Miguel Couto
Miguel Couto was a Brazilian educationist, politician and a member of the Brazilian Academy of Letters. He was born Miguel de Oliveira Couto in the city of Rio de Janeiro, on May 1, 1864. He was the son of Francisco de Oliveira Couto and Maria Rosa do Espírito Santo. He was trained in medicine, and went on to teach the subject, gaining a reputation as one of the most noted clinicians in contemporary Brazil.
Couto was multilingual and profoundly knowledgeable in the Portuguese language. For many years, he was a vocal opponent of Japanese immigration to Brazil. He was a loud proponent of national education. Even before the October 1930 Revolution, he had given a speech at the Brazilian Education Association on July 2, 1927, in which he presented a project on education, which was widely distributed in all normal schools and professional institutes of the then Federal Capital. He recommended the creation of a Ministry of Education in this document, with "two departments: that of education and that of hygiene". Subsequently, in November 1930, a decree by the Head of the Provisional Government of the Republic created a Ministry of Education and Public Health.

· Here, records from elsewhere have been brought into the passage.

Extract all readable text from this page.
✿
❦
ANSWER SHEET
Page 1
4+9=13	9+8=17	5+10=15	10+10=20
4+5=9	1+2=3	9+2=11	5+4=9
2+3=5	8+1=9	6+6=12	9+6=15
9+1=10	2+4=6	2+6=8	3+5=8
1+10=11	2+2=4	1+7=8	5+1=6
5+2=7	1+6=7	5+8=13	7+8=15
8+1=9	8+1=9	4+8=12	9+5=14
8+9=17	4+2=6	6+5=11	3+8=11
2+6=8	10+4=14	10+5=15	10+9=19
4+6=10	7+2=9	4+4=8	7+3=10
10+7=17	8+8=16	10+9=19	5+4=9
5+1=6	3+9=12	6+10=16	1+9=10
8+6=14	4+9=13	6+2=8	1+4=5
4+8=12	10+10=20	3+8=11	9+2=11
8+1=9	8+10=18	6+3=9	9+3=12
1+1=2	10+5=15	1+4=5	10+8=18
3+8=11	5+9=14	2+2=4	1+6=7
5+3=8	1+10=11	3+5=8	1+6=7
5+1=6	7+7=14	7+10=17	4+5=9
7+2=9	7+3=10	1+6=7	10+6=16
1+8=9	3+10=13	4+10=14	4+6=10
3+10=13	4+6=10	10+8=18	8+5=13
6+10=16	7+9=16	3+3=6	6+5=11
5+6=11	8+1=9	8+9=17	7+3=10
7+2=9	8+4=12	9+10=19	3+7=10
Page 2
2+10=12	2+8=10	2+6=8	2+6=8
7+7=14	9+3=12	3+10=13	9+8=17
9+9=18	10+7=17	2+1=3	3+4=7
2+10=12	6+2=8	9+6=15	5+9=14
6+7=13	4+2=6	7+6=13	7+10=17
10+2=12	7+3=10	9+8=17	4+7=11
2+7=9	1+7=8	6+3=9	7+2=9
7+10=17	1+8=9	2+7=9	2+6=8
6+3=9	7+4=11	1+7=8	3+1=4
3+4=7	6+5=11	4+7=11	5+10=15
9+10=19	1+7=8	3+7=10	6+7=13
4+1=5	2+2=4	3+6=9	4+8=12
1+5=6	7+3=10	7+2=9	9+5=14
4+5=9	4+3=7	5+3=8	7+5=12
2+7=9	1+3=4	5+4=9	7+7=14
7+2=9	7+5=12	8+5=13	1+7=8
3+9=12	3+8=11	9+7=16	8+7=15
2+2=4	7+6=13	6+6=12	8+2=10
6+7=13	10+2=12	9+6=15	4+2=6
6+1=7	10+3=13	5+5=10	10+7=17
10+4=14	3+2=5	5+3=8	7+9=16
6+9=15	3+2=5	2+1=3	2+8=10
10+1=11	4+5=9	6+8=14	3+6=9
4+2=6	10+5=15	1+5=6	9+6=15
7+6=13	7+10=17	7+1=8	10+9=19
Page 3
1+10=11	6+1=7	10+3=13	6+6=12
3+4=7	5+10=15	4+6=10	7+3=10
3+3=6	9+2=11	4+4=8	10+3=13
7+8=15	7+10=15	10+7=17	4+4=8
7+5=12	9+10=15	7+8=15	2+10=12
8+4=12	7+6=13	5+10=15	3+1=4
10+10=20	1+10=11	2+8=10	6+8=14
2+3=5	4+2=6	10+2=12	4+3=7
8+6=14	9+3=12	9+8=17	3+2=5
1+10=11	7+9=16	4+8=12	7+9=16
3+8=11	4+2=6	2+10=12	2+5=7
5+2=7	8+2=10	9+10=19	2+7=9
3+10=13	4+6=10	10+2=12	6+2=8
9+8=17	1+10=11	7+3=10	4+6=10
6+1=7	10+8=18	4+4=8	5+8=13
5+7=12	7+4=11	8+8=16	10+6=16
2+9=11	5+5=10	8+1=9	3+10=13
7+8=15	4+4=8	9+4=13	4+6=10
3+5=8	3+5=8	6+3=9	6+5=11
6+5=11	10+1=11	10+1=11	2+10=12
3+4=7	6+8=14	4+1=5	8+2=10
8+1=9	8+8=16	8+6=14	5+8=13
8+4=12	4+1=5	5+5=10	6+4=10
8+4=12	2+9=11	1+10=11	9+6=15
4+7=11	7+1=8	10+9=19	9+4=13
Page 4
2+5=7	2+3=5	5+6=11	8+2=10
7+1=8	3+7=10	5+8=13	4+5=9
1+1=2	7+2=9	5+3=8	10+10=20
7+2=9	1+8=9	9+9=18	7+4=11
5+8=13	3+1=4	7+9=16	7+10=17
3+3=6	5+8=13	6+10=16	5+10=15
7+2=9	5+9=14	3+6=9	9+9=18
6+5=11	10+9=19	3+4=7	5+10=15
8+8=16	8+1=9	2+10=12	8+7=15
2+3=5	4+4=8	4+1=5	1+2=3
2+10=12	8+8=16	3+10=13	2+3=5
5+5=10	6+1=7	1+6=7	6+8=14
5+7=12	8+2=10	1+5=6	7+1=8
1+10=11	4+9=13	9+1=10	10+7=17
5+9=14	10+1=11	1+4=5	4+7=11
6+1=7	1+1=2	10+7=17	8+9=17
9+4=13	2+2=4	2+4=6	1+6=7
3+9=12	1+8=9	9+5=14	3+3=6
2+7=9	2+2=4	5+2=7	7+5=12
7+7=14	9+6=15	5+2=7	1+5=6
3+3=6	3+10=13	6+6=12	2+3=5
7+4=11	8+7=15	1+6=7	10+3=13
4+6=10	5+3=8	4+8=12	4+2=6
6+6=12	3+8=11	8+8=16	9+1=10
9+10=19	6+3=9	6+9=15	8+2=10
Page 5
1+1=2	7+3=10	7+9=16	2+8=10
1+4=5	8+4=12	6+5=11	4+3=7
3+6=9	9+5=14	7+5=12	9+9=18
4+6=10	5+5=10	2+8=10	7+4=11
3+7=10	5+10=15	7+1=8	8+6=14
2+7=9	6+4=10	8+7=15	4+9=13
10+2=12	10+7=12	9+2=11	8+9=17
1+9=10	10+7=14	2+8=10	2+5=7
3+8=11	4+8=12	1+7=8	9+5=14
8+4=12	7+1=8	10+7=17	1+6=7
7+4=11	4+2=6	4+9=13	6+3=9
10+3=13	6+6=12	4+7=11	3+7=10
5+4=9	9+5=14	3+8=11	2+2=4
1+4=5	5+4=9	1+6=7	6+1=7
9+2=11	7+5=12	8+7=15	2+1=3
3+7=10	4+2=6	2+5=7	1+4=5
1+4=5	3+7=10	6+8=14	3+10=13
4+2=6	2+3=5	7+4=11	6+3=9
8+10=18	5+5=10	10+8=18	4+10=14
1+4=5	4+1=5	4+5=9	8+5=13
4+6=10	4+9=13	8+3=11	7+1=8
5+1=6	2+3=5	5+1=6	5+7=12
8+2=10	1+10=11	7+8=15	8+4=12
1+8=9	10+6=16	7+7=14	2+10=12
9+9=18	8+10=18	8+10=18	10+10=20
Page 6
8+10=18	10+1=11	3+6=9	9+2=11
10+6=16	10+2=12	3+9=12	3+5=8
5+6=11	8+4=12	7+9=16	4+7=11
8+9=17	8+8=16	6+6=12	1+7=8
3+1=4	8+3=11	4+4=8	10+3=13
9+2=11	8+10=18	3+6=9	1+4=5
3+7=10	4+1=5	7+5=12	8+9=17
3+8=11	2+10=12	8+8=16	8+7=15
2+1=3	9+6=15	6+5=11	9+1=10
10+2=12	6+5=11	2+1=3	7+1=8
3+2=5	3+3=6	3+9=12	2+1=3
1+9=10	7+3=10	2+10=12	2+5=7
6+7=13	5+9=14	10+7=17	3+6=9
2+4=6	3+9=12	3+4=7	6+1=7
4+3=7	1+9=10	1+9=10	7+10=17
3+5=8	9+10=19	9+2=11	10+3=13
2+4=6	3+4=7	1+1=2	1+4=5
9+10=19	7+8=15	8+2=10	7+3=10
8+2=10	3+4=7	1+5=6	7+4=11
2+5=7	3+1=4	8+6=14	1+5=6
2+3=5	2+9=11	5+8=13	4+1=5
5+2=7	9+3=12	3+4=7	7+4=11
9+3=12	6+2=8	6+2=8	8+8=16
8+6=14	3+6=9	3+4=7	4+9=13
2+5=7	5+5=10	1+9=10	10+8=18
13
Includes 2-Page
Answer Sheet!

He was elected federal deputy in the Constituent Assembly that would draft the Constitution of July 16, 1933. He chaired the National Academy of Medicine for 21 consecutive years. He was the third occupant of Chair 40 of the Brazilian Academy, to which he was elected on December 9, 1916. He succeeded Afonso Arinos in this chair and received into the Academy by Mário de Alencar on June 2, 1919.